A Shanghai Road Epiphany

Waking along Shanghai Road in Hong Kong yesterday, I passed by the Kowloon City Immigration office. It is a rather unglamorous building on an equally unglamorous thoroughfare, The street might, at a pinch, be described as atmospheric, but even that faint praise could not be applied to the Office. Such places are largely unknown to me, in Europe, I can travel freely and outside the EU, my passport fast tracks me past these rather dinghy buildings. But for economic migrants the world over, these offices are the norm, and the anonymous civil servants who staff them can literally assume a life and death significance. I noticed the Immigration Office only because in Hong Kong Airport only a day before, I joined a swarm of well heeled migrants who were coming to terms with the new requirements for entry into the Middle Kingdom. Visa processing in Hong Kong for China have always been strict but relatively benignly enforced, at least for citizens of the European Union. No longer. The painless process of presentation of passport and one picture has been replaced by a bureaucratic procedure requiring application forms, confirmed flights and pre-booked hotel accommodation. Even then, the result is only a document which allows a short term stay instead of the six months to a year allowed previously. The changes do seem Olympic related as all promises to return to ‘normal’ after the Olympics are over. But in the interim, for those of us used to what is know as the “Hong Kong” run, life has suddenly become more difficult, complicated and uncertain. My chance encounter with Hong Kong’s migrants, while absorbed in my own worries, allowed me to see how shallow my own concerns were by comparison. Unlike them, the very worst that could have happened would have been the inconvenience of having to sit out the Olympics doing parish work in another country; it does not quite put me in the “blood of Martyrs” category, does it?

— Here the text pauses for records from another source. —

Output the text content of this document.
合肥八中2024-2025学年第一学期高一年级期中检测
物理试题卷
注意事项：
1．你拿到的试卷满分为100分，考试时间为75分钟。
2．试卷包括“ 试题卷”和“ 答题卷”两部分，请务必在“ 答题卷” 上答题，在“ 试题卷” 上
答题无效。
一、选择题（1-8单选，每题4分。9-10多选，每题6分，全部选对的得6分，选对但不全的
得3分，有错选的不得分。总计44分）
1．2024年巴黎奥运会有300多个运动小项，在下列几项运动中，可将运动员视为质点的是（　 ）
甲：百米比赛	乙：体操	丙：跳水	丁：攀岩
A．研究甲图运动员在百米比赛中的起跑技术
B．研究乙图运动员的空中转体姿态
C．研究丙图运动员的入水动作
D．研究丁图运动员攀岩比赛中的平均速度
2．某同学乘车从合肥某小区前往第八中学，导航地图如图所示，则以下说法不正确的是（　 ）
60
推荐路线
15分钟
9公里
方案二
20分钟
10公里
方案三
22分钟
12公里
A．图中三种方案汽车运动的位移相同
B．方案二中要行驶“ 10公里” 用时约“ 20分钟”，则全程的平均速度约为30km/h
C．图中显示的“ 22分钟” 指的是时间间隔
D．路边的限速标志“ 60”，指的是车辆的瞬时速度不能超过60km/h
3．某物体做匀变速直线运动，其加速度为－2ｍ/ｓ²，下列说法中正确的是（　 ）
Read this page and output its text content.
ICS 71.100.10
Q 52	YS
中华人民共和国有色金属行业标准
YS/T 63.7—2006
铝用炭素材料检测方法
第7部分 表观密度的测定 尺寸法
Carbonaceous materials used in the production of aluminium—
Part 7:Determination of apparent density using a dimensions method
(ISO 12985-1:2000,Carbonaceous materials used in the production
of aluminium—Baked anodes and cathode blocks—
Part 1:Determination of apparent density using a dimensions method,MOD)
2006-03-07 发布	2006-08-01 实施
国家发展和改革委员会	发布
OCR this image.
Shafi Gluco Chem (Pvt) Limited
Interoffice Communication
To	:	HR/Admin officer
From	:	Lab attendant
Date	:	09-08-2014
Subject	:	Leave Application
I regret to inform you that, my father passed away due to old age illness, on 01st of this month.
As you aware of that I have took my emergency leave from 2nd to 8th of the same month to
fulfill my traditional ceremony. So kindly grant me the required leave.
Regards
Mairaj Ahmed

Safely ensconced back in Beijing, I have surprised by the degree to which the situation has affected my equilibrium. One would imagine that a priest might find living day by day no big deal. The Scriptures do suggest that we “Consider the Lilies of the field…” and I have preached more than once on the subject of leaving all in the hands of God. Even the spirituality of my Order, which places a high degree of attachment to Providence, did little to relieve my distress. The nice neat process which has allowed me to pass easily in and out of this country has changed, and the relative certainty of the last few years have been replaced with a rather hand to mouth existence. Faced with my new circumstances, I found myself going off at the deep end rather. I am discovering that, scriptures, sermons and training not withstanding, I am no Lily.
Chinese Visa officials may no longer be my flexible friends, but their new rigour allows me to see myself in a new light. It is easy to weave my immigration problems into an heroic “Missionary in China” narrative and I am more than capable of dining out on the saga. But on a back street in Hong Kong my pallid inconveniences were briefly juxtaposed with the blood and guts dilemmas of real migrants and more than a performance of the “harassed missionary” seems to be required. Instead of making a drama out of the crisis, I find myself rather reluctantly trying to pray quietly “not my, but Your will be done”. Would that following through on this prayer was as easy as it sounds.